A weeks-long gang blockade on a petrol terminal in the capital that began in September led to water and electricity shortages, crippling the Haitian healthcare network and prompting experts to warn that the country faced a “time bomb for cholera”.
Caused by drinking water or eating food contaminated with cholera bacteria, the illness can trigger severe diarrhea as well as vomiting, thirst and other symptoms. It also spreads rapidly in areas without adequate sewage treatment or clean drinking water.
While the Haitian authorities regained control of the blockaded Varreux fuel terminal this month – allowing petrol stations to reopen and spurring cheers in the streets of Port-au-Prince – a spokesperson for Haiti’s health ministry warned that it could lead to more cholera cases.
“Now people are going to move around more,” Dr Jeanty Fils told The Associated Press news agency. “It could start spreading.”
Fils said the government is struggling to find life-saving equipment, such as IV supplies, as a discussion continues over whether to request cholera vaccines. “We need more resources,” he said. “Cholera cases continue to climb in Haiti.”

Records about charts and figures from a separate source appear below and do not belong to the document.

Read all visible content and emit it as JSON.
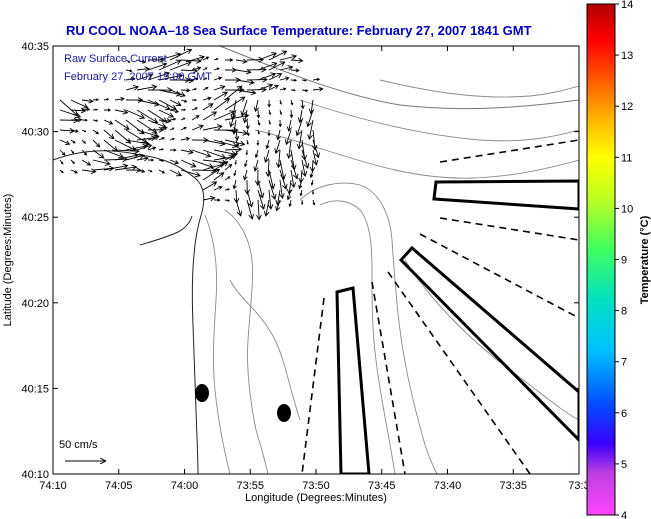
{
  "title": "RU COOL  NOAA–18  Sea Surface Temperature:  February 27, 2007 1841 GMT",
  "map": {
    "xlabel": "Longitude (Degrees:Minutes)",
    "ylabel": "Latitude (Degrees:Minutes)",
    "x_ticks": [
      "74:10",
      "74:05",
      "74:00",
      "73:55",
      "73:50",
      "73:45",
      "73:40",
      "73:35",
      "73:3"
    ],
    "y_ticks": [
      "40:35",
      "40:30",
      "40:25",
      "40:20",
      "40:15",
      "40:10"
    ],
    "legend_title": "Raw Surface Current",
    "legend_time": "February 27, 2007 19:00 GMT",
    "scale_label": "50 cm/s"
  },
  "colorbar": {
    "label": "Temperature (°C)",
    "ticks": [
      "14",
      "13",
      "12",
      "11",
      "10",
      "9",
      "8",
      "7",
      "6",
      "5",
      "4"
    ],
    "min": 4,
    "max": 14,
    "colors": [
      "#ff44ff",
      "#c040e0",
      "#3a00ff",
      "#0050ff",
      "#00c0ff",
      "#00e0c0",
      "#40ff60",
      "#c0ff20",
      "#ffff00",
      "#ffb000",
      "#ff5000",
      "#ff0000",
      "#b00000"
    ]
  },
  "chart_data": {
    "type": "map",
    "title": "RU COOL  NOAA–18  Sea Surface Temperature:  February 27, 2007 1841 GMT",
    "xlabel": "Longitude (Degrees:Minutes)",
    "ylabel": "Latitude (Degrees:Minutes)",
    "x_ticks": [
      "74:10",
      "74:05",
      "74:00",
      "73:55",
      "73:50",
      "73:45",
      "73:40",
      "73:35",
      "73:3"
    ],
    "y_ticks": [
      "40:35",
      "40:30",
      "40:25",
      "40:20",
      "40:15",
      "40:10"
    ],
    "colorbar_range": [
      4,
      14
    ],
    "colorbar_label": "Temperature (°C)"
  }
}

Stephanie Mayronne, medical operations manager for Doctors Without Borders (Medecins Sans Frontieres, or MSF), said that if people with cholera start traveling to areas with poor sanitation and a lack of drinking water, the number of cases will likely rise. “It’s a match that can light a fire,” she told AP.

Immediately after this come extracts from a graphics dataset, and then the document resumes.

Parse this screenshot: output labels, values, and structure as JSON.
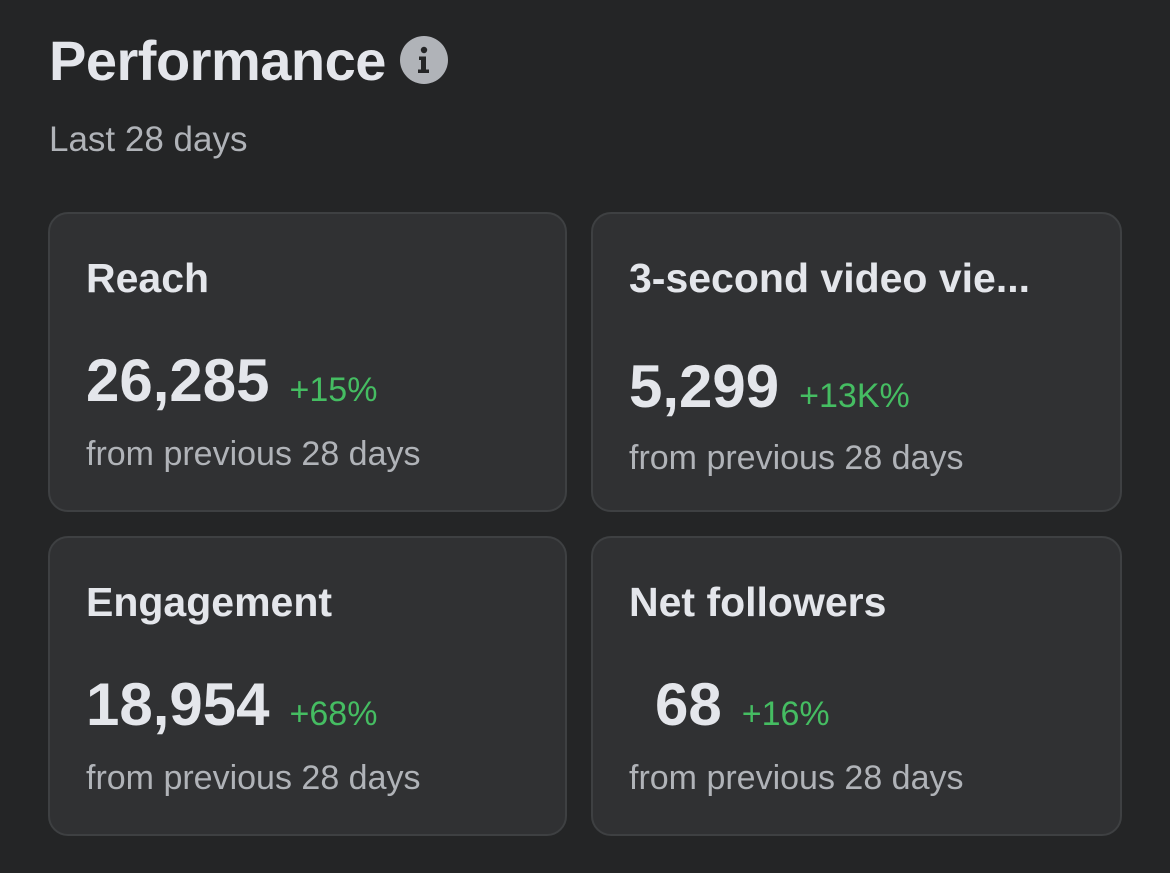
{
  "header": {
    "title": "Performance",
    "info_icon": "info-icon",
    "subtitle": "Last 28 days"
  },
  "colors": {
    "background": "#242526",
    "card": "#303133",
    "positive": "#45bd62"
  },
  "cards": [
    {
      "label": "Reach",
      "value": "26,285",
      "change": "+15%",
      "caption": "from previous 28 days"
    },
    {
      "label": "3-second video vie...",
      "value": "5,299",
      "change": "+13K%",
      "caption": "from previous 28 days"
    },
    {
      "label": "Engagement",
      "value": "18,954",
      "change": "+68%",
      "caption": "from previous 28 days"
    },
    {
      "label": "Net followers",
      "value": "68",
      "change": "+16%",
      "caption": "from previous 28 days"
    }
  ]
}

Haiti had last reported a cholera case more than three years ago, after a 2010 outbreak linked to United Nations peacekeepers caused approximately 10,000 deaths and more than 820,000 infections.

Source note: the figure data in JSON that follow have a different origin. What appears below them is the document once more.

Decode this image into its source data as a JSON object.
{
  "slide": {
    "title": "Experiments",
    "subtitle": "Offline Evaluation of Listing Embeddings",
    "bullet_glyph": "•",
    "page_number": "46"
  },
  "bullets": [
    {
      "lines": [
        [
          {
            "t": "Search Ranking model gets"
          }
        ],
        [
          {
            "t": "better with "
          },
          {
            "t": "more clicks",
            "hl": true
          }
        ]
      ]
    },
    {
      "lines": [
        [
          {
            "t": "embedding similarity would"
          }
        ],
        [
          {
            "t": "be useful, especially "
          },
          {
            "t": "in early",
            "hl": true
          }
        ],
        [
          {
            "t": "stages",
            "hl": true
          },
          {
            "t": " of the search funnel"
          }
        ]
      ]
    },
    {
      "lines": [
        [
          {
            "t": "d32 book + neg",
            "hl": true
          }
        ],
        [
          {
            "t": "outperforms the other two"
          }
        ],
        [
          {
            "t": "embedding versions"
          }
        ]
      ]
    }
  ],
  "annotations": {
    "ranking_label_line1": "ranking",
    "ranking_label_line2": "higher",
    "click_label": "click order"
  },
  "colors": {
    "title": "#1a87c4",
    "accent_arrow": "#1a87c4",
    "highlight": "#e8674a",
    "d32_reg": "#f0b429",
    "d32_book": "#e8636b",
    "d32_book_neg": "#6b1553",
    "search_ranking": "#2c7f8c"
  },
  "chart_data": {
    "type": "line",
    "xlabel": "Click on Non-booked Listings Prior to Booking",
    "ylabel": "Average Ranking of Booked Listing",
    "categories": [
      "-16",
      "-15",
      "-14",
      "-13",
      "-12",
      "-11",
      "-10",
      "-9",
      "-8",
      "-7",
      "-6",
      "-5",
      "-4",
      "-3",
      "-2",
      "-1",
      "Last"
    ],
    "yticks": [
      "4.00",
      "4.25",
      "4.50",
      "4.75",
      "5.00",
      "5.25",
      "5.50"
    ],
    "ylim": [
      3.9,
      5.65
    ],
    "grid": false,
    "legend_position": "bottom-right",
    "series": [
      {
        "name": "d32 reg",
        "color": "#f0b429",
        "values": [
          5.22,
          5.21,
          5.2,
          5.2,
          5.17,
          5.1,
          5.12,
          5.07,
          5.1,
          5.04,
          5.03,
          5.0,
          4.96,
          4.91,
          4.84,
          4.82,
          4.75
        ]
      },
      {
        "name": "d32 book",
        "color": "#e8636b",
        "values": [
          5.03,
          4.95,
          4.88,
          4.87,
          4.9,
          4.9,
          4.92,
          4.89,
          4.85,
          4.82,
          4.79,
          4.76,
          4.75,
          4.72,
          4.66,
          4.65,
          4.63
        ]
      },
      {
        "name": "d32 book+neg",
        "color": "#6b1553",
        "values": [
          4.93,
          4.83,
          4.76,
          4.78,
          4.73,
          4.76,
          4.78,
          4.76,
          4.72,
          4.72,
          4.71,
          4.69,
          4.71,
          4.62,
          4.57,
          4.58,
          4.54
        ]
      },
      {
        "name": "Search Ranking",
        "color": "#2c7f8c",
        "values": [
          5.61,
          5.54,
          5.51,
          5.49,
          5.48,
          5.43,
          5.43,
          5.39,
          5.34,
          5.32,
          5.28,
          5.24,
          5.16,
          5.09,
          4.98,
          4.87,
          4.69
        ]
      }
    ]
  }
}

That outbreak was tied to a sewage leak from a UN peacekeeping base, spurring condemnation and sowing public distrust in the international body across Haiti. The UN apologized in 2016 for its role in the epidemic.
In early October, a World Health Organization (WHO) official said the agency was submitting a request for cholera vaccines for Haiti.
The WHO’s Americas branch, the Pan American Health Organization, told AP that it is supporting Haiti’s government in preparing a request for vaccines as well as planning and implementing vaccination campaigns. But it is not clear if and when that might happen.
Meanwhile, crippling poverty and a lack of access to sanitation and clean water have left thousands of Haitians vulnerable; the WHO has warned that as many as 500,000 people are at risk of contracting cholera.
Patrick Joseph, 40, was among the thousands recently hospitalized after he became severely dehydrated. “I don’t know where I got cholera from,” he said, although he suspects it was from the water he buys from a seller who claims it was treated.
“I feared that I would die if I did not go to the doctor,” Joseph said.
Lovena Shelove, 30, lost her two-year-old son to cholera despite a kind neighbor who brought drinking water to try and revive the toddler after severe bouts of vomiting and diarrhea.
“I don’t have anything in the house,” she said. “I couldn’t afford anything to provide for the kids.” Her other child, a seven-month-old daughter, is still hospitalized.